Son günlerde FETÖ mensuplarında bir hareketlenme var, FETÖ’cülere bir cesaret gelmiş durumda. Görünürlükleri arttı. Görünürlüklerinin artması demek, fitne fücurun artması demek… Toplumu karıştırmaları, insanları ayrıştırmaları, milletin huzurunu bozmaları demek… Tehlikeli işler yapmaları, yeni karışıklıklar peşinde koşmaları, yeni ihanetlerin zeminini oluşturmak için fırsat kollamaları demek…

“Acıma, acırsan acınacak duruma düşersin.” sözünün vücut bulmuş hâlidir FETÖ mensupları… Sanki bu sözü haklı çıkarmak için yaşıyorlar. “Bize acımayın, fırsatını bulursak hepinizi ananızdan doğduğunuza pişman ederiz; yaptıklarımız, yapacaklarımızın teminatıdır.” der gibiler.

Geçmişlerinden, ihanetlerinden utanmadan hâlâ mağdur ve mazlum rolü oynayıp FETÖ propagandası yapabiliyorlar.

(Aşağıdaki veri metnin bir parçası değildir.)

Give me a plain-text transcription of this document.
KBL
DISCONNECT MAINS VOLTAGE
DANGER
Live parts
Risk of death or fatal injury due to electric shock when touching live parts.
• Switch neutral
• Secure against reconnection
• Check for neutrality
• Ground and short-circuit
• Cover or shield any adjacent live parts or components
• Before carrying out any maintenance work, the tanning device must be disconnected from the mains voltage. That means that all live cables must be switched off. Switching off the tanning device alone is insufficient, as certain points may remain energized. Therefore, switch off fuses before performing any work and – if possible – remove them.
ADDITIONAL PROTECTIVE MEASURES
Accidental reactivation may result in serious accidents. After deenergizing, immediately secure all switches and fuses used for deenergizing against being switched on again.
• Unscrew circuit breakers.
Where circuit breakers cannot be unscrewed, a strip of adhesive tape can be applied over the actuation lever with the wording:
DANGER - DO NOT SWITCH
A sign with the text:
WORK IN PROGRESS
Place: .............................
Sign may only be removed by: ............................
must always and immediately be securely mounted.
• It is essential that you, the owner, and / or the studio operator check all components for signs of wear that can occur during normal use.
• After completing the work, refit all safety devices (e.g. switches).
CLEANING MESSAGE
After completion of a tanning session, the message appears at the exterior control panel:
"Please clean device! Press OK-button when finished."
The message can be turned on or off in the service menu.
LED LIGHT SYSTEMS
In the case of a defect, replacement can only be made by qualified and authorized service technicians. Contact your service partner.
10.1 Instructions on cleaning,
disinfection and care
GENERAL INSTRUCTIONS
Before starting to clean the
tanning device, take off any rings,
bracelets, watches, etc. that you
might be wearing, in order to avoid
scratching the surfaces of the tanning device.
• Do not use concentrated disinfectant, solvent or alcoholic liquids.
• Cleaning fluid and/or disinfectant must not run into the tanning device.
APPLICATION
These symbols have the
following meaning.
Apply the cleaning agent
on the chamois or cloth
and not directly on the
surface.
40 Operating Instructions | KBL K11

250 küsur şehitten, 3 binden fazla gaziden utanmadan pişkin bir şekilde darbecileri ve FETÖ mensuplarını savunma ve aklama peşindeler!..

Sosyal medyada her gün, her saat propaganda yapmalarına alışmıştık da meydanlara çıkıp toplu taşıma araçlarında, kamusal alanlarda propaganda yapmalarına alışkın değildik. Bu kadar cesur(!) olabileceklerini ve milletin sinir uçlarıyla bu kadar rahat oynayabileceklerini düşünmemiştik.

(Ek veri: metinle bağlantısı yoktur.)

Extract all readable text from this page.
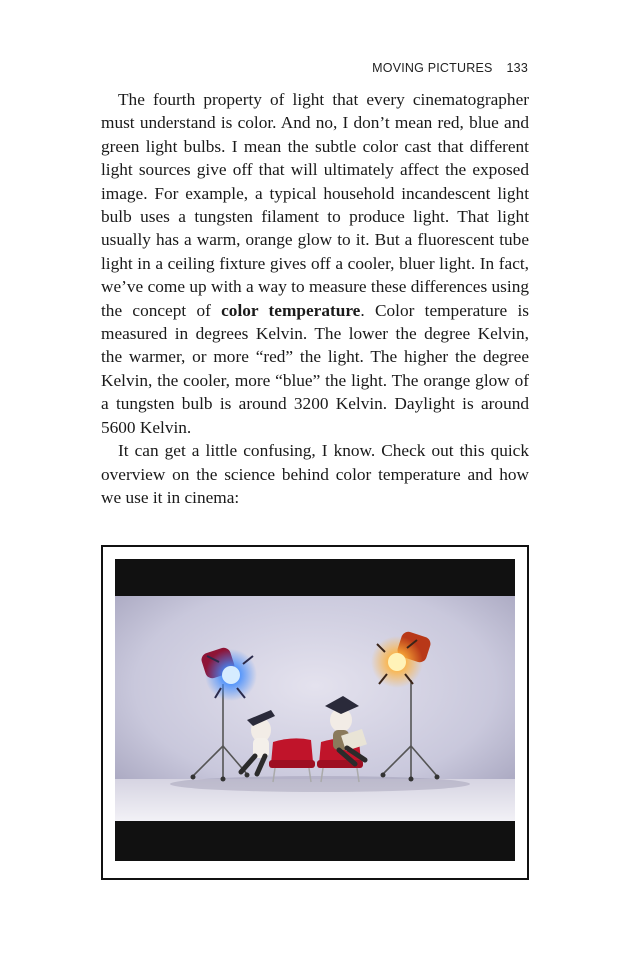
MOVING PICTURES 133

The fourth property of light that every cinematographer must understand is color. And no, I don’t mean red, blue and green light bulbs. I mean the subtle color cast that different light sources give off that will ultimately affect the exposed image. For example, a typical household incandescent light bulb uses a tungsten filament to produce light. That light usually has a warm, orange glow to it. But a fluorescent tube light in a ceiling fixture gives off a cooler, bluer light. In fact, we’ve come up with a way to measure these differences using the concept of color temperature. Color temperature is measured in degrees Kelvin. The lower the degree Kelvin, the warmer, or more “red” the light. The higher the degree Kelvin, the cooler, more “blue” the light. The orange glow of a tungsten bulb is around 3200 Kelvin. Daylight is around 5600 Kelvin.

It can get a little confusing, I know. Check out this quick overview on the science behind color temperature and how we use it in cinema:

FETÖ’cü provokatörler, Ankara metrosunda belediye yönetiminden izin aldıklarını söyleyerek açıktan terör örgütü FETÖ’nün ve hapisteki FETÖ’cü hainlerin propagandasını yaptılar.

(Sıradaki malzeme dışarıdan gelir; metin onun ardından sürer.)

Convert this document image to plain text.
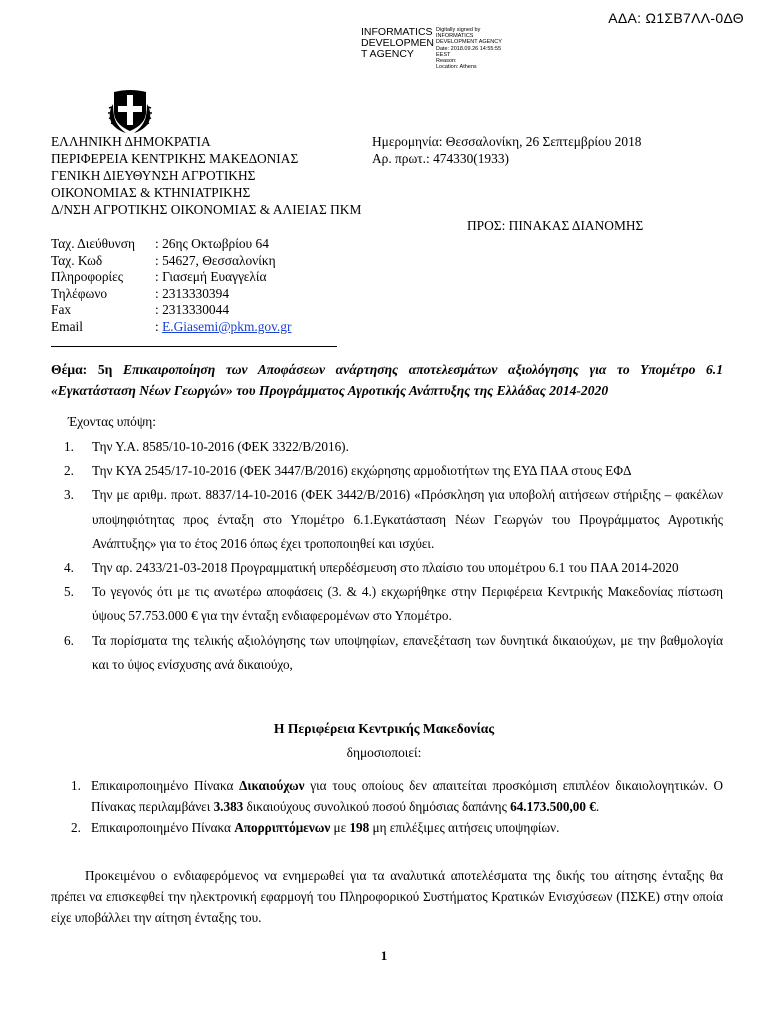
ΑΔΑ: Ω1ΣΒ7ΛΛ-0ΔΘ
INFORMATICS DEVELOPMEN T AGENCY
Digitally signed by
INFORMATICS
DEVELOPMENT AGENCY
Date: 2018.09.26 14:55:55
EEST
Reason:
Location: Athens
ΕΛΛΗΝΙΚΗ ΔΗΜΟΚΡΑΤΙΑ
ΠΕΡΙΦΕΡΕΙΑ ΚΕΝΤΡΙΚΗΣ ΜΑΚΕΔΟΝΙΑΣ
ΓΕΝΙΚΗ ΔΙΕΥΘΥΝΣΗ ΑΓΡΟΤΙΚΗΣ
ΟΙΚΟΝΟΜΙΑΣ & ΚΤΗΝΙΑΤΡΙΚΗΣ
Δ/ΝΣΗ ΑΓΡΟΤΙΚΗΣ ΟΙΚΟΝΟΜΙΑΣ & ΑΛΙΕΙΑΣ ΠΚΜ
Ημερομηνία: Θεσσαλονίκη, 26 Σεπτεμβρίου 2018
Αρ. πρωτ.: 474330(1933)
ΠΡΟΣ: ΠΙΝΑΚΑΣ ΔΙΑΝΟΜΗΣ
Ταχ. Διεύθυνση	: 26ης Οκτωβρίου 64
Ταχ. Κωδ	: 54627, Θεσσαλονίκη
Πληροφορίες	: Γιασεμή Ευαγγελία
Τηλέφωνο	: 2313330394
Fax	: 2313330044
Email	: E.Giasemi@pkm.gov.gr
Θέμα: 5η Επικαιροποίηση των Αποφάσεων ανάρτησης αποτελεσμάτων αξιολόγησης για το Υπομέτρο 6.1 «Εγκατάσταση Νέων Γεωργών» του Προγράμματος Αγροτικής Ανάπτυξης της Ελλάδας 2014-2020
Έχοντας υπόψη:
1.	Την Υ.Α. 8585/10-10-2016 (ΦΕΚ 3322/Β/2016).
2.	Την ΚΥΑ 2545/17-10-2016 (ΦΕΚ 3447/Β/2016) εκχώρησης αρμοδιοτήτων της ΕΥΔ ΠΑΑ στους ΕΦΔ
3.	Την με αριθμ. πρωτ. 8837/14-10-2016 (ΦΕΚ 3442/Β/2016) «Πρόσκληση για υποβολή αιτήσεων στήριξης – φακέλων υποψηφιότητας προς ένταξη στο Υπομέτρο 6.1.Εγκατάσταση Νέων Γεωργών του Προγράμματος Αγροτικής Ανάπτυξης» για το έτος 2016 όπως έχει τροποποιηθεί και ισχύει.
4.	Την αρ. 2433/21-03-2018 Προγραμματική υπερδέσμευση στο πλαίσιο του υπομέτρου 6.1 του ΠΑΑ 2014-2020
5.	Το γεγονός ότι με τις ανωτέρω αποφάσεις (3. & 4.) εκχωρήθηκε στην Περιφέρεια Κεντρικής Μακεδονίας πίστωση ύψους 57.753.000 € για την ένταξη ενδιαφερομένων στο Υπομέτρο.
6.	Τα πορίσματα της τελικής αξιολόγησης των υποψηφίων, επανεξέταση των δυνητικά δικαιούχων, με την βαθμολογία και το ύψος ενίσχυσης ανά δικαιούχο,
Η Περιφέρεια Κεντρικής Μακεδονίας
δημοσιοποιεί:
1. Επικαιροποιημένο Πίνακα Δικαιούχων για τους οποίους δεν απαιτείται προσκόμιση επιπλέον δικαιολογητικών. Ο Πίνακας περιλαμβάνει 3.383 δικαιούχους συνολικού ποσού δημόσιας δαπάνης 64.173.500,00 €.
2. Επικαιροποιημένο Πίνακα Απορριπτόμενων με 198 μη επιλέξιμες αιτήσεις υποψηφίων.
Προκειμένου ο ενδιαφερόμενος να ενημερωθεί για τα αναλυτικά αποτελέσματα της δικής του αίτησης ένταξης θα πρέπει να επισκεφθεί την ηλεκτρονική εφαρμογή του Πληροφορικού Συστήματος Κρατικών Ενισχύσεων (ΠΣΚΕ) στην οποία είχε υποβάλλει την αίτηση ένταξης του.
1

Güvenpark’ta eylem yapmak isteyeni mi ararsın, FETÖ propagandası yapmak için yürüyüş düzenleyenleri mi ararsın, suçluları mağdur ve mazlum gösterme çabasında olanları mı ararsın, gözaltına alındığını canlı yayınla FETÖ’cü takipçilerine duyuranları mı ararsın, müebbet hapis cezası almış generali ucube bir beraat kararıyla hapisten apar topar kaçırmak isteyen yargı mensuplarını mı ararsın?

Aklınıza gelebilecek her türlü propagandayı, algı operasyonunu pervasızca yapıyorlar.

Bunlar, nasıl bu kadar cüretkâr olabiliyor?

Cevabı basit aslında: Hak ettikleri cezayı verip ihanetleriyle orantılı bir cezalandırma yapmadığımız için, adaleti geciktirdiğimiz için bu kadar pişkin, alçak ve pervasız olabiliyorlar.

15 Temmuz gecesi sabaha kadar köprüde milletin üzerine kurşun yağdıranları, helikopterden milleti tarayanları, Meclis’e ve halkın üzerine bomba atanları, Ankara Gölbaşı’nda bulunan Özel Harekât Daire Başkanlığı bombalayıp 42 polisimizi şehit edenleri, TRT’yi ve çeşitli basın kuruluşlarını basanları vb. ihanetleri yapanları masum ve mağdur gösterme girişiminde bulunanlara acımayacaksın!.. Bulduğun yerde ezeceksin ki bir daha böyle bir şeye tevessül edemesinler!.. Bir daha bu kadar alçaklaşamasınlar!.. Bir daha birileri, bunları örnek alıp ihaneti normalleştiremesin!..

Son sözüm de o toplu taşıma araçlarında, kamusal alanlarda FETÖ propagandası yapan alçaklara haddini bildirmeyen vatandaşlarımızadır:

Siz üç beş tane alçak FETÖ’cü kadar cesur olup onları orada linç edemiyor musunuz, bir daha böyle bir şeye tevessül edemeyecek hâle getiremiyor musunuz?

Yazıklar olsun, bu alçakları böyle konuşturan ve müdahale etmeyen insanlarımıza!..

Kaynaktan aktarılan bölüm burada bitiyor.